I’ll just leave this here.
http://www.gregegan.net/DISTRESS/Excerpt/DistressExcerpt.html
Damn, I just love real science speak. I am pretty good at clinical stuff, but when it comes to basic science, I mostly just a fan boi. Thank you.
Just because you have your jargon soup and I have mine doesn’t mean we can’t appreciate that they’re both damn good soups! This is irrelevant to the discussion at hand, but I am so fucking pumped for where medicine is headed! Not this pig brain revival (new band name) stuff, but cheap biologics, cell therapies, and way way way better patient stratification.
Since we appear to have a medical scientist in our midst, I’m taking the opportunity to ask some questions: As sensational as the headline is, does the paper reveal any purpose behind this work? As in, what are they hoping to prove or do with this research?
I prefer Larks Tongues in Aspic.
I am not the said medical scientist; but aside from basic research interest this avenue of work seems like it would be of great interest for the cases where the patient is overall in pretty good shape; but we cannot presently reverse the effects of some cell death in the brain.
That’s fairly common(strokes, drowning/asphyxiation when recovered quickly but not quickly enough, some sorts of mechanical trauma, blood loss sufficient to deprive the brain of oxygen but repairable once you reach the trauma surgeon); and leads to a lot of tragically debilitating outcomes, from nontrivial mental impairments to “we could keep the body alive for years; but that patient is basically dead.” cases.
Something that allows you to reactivate neural tissue that hasn’t been inactive for too long lengthens the window to discover and correct the underlying problem and getting the patient back without dire loss of mental function.
I’ll do some interpretive dancing with excerpts. From the paper:
Many mammalian species have large, energy-demanding brains that are highly susceptible to anoxia and cessation of blood flow. Studies in both humans and experimental animals have shown that oxygen stores, global electrical activity, and consciousness are lost within seconds of interrupted blood flow, while glucose and ATP stores are depleted within minutes. Unless perfusion is quickly restored, multiple deleterious mechanisms lead to widespread membrane depolarization, loss of ionic homeostasis, mitochondrial dysfunction, and excitotoxic accumulation of glutamate. The convergence of these factors has been widely proposed to initiate a progressive, and largely irreversible, cascade of apoptosis, necrosis, and axonal damage.

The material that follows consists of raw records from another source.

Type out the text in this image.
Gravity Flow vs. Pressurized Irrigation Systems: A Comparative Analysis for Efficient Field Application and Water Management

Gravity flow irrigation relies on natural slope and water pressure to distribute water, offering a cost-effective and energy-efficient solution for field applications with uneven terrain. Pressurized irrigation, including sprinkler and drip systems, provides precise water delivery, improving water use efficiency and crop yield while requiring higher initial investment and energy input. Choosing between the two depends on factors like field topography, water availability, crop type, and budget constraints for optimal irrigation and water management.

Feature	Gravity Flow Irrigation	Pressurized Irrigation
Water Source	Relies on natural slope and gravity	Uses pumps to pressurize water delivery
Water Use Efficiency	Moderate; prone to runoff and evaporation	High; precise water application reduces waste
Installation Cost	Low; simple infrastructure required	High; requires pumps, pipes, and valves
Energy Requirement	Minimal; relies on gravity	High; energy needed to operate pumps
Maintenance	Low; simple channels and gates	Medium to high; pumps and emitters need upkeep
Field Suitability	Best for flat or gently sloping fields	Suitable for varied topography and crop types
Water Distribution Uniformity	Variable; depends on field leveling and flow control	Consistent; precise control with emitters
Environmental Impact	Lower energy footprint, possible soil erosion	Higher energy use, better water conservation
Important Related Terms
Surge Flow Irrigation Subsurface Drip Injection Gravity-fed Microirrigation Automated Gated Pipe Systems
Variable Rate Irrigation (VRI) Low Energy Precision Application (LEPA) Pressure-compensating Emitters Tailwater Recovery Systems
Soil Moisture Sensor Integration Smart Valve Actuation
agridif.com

Translation: brain death is bad for you.
However, several observations have questioned the inevitability
of neural cell death minutes, or even hours, after cessation of brain
perfusion
Translation: what if we could make brain death less bad for you?
These data suggest that the initiation and duration of cell death after anoxia or ischaemia may span a longer temporal interval than is currently appreciated, allowing for a multifaceted intervention that could halt the progression of damaging cellular programs initiated by the global insult. Therefore, we postulate that, under appropriate conditions, certain molecular and cellular functions in the large mammalian brain may retain at least partial capacity for restoration after a prolonged post-mortem interval (PMI).
Translation: we don’t really understand how death works
Using this technology, we have shown that microcirculation and
specific molecular and cellular functions in the large mammalian
brain can be restored under ex vivo normothermic conditions after an
extended PMI (see Supplementary Discussion). These findings indicate that molecular and cellular deterioration in the brain after circulatory arrest seems to follow a protracted process, instead of occurring within a singular, narrowly defined temporal window. Perhaps most importantly, with the appropriate intervention, the mammalian brain retains a greater capacity for metabolic and neurophysiological resilience to anoxic or ischaemic insult than is currently appreciated
Translation: we found that brain death wasn’t as permanent as we used to think it was
Our technology requires further development, optimization, and
implementation, including studies with longer perfusion times. This
experimental approach may have broader applications than those
described herein, and could potentially help to bridge the gap between
basic neuroscience and clinical research, especially as it pertains to the human brain. This possibility raises important ethical considerations that must be addressed by researchers, institutional boards, and funding agencies, requiring the establishment of unambiguous standard operating procedures to preclude the possibility of re-activating and maintaining remnant awareness or brain functions that may result in inadvertent suffering45. Additionally, it is imperative for investigators to procure mammalian brains in an ethical manner consistent with all current and future regulations
Translation: more grants, please
That final translation can be found in pretty much any paper you choose to read. It is the one absolute constant in research. More money, please!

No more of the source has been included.